Karen Armstrong in her excellent book, Twelve Steps to A Compassionate Life, writes, “Our discourse tends to be aggressive.” Like the ancient Greeks, we “debate in order to win.” Plato, she says, “offered that no “’transcendent insight was possible unless questions and answers are exchanged in good faith and without malice.’”

“Questions and answers?” That implies that I actually ask you a question as to why you think the way you do, instead of busily preparing my own clever response while you are speaking. I can be so preoccupied with assembling my own viewpoint that I am barely listening to you. After all, I am out to win this argument, aren’t I?

Armstrong suggests that we learn something of “compassionate discourse,” which means that during our argument I seek not to defeat you, but to know you better, to understand more clearly what makes you tick, what your underlying values might be. Whether or not I share those values is unimportant. That I listen to your side with all the compassion I can manage, is. That does not mean I have to agree with you or believe what you believe, but it does mean that I respect your right to see the situation as you do and your right to hold the beliefs that you hold.

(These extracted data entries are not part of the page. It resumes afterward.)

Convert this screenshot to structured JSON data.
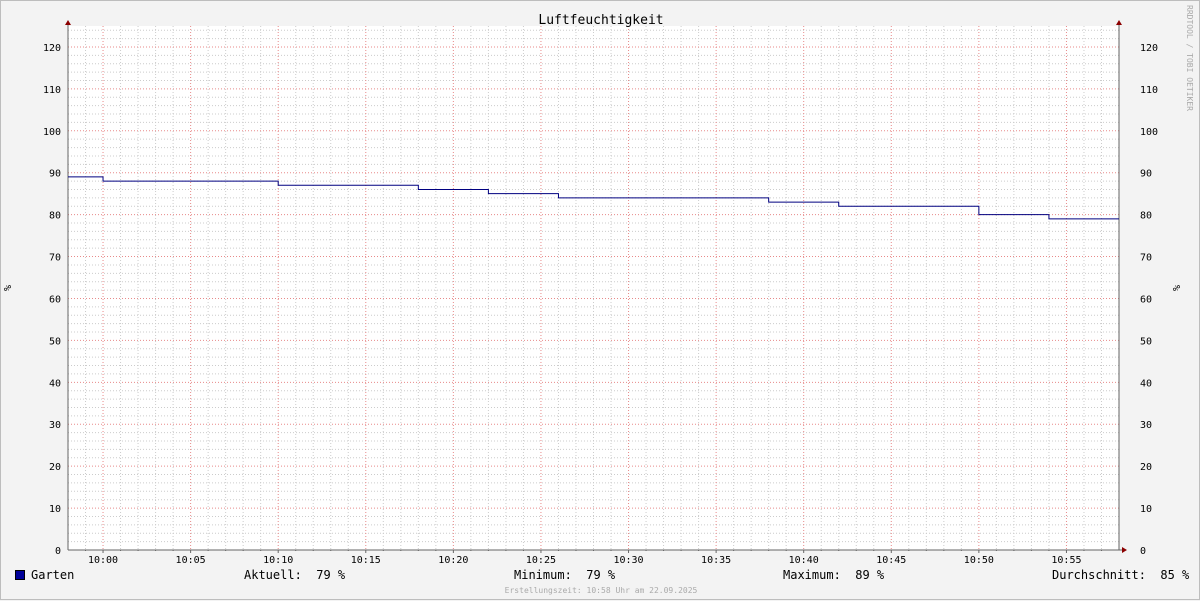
{
  "chart_data": {
    "type": "line",
    "title": "Luftfeuchtigkeit",
    "ylabel_left": "%",
    "ylabel_right": "%",
    "ylim": [
      0,
      125
    ],
    "yticks": [
      0,
      10,
      20,
      30,
      40,
      50,
      60,
      70,
      80,
      90,
      100,
      110,
      120
    ],
    "xlim": [
      "09:58",
      "10:58"
    ],
    "xticks": [
      "10:00",
      "10:05",
      "10:10",
      "10:15",
      "10:20",
      "10:25",
      "10:30",
      "10:35",
      "10:40",
      "10:45",
      "10:50",
      "10:55"
    ],
    "grid": true,
    "legend_placement": "bottom-left",
    "series": [
      {
        "name": "Garten",
        "color": "#000080",
        "step": true,
        "x": [
          "09:58",
          "10:00",
          "10:10",
          "10:18",
          "10:20",
          "10:22",
          "10:26",
          "10:38",
          "10:42",
          "10:50",
          "10:52",
          "10:54",
          "10:58"
        ],
        "values": [
          89,
          88,
          87,
          86,
          86,
          85,
          84,
          83,
          82,
          80,
          80,
          79,
          79
        ]
      }
    ]
  },
  "legend": {
    "series_name": "Garten",
    "swatch_color": "#000099",
    "aktuell": "Aktuell:  79 %",
    "minimum": "Minimum:  79 %",
    "maximum": "Maximum:  89 %",
    "durchschnitt": "Durchschnitt:  85 %"
  },
  "footer": "Erstellungszeit: 10:58 Uhr am 22.09.2025",
  "watermark": "RRDTOOL / TOBI OETIKER",
  "colors": {
    "grid_major": "#e88a8a",
    "grid_minor": "#cccccc",
    "axis": "#666666",
    "arrow": "#8b0000"
  }
}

Winning is off the table when we seek truth. “Do we want to win the argument or seek the truth?” Armstrong writes. We begin that process by discovering “where people are, not where we think they ought to be.”

At our Monday bridge games I am learning more than how to play bridge. For the first time in my life I am playing a game where winning is not an issue. Playing as well as we can, certainly, but understanding and helping each other are the values that dominate this card table. My eyes are being opened to our collective vulnerability and insecurity: our talent for the game and where it sometimes eludes us: all of the above.


I hope that whatever next controversy arises for you, you will dare to take winning off the table.
                                             ***
Consider this: The New York Times this morning quotes Roger Federer's sagacious remark after losing the Wimbledon title to Novak Djokovic yesterday."You can have a good tournament without winning."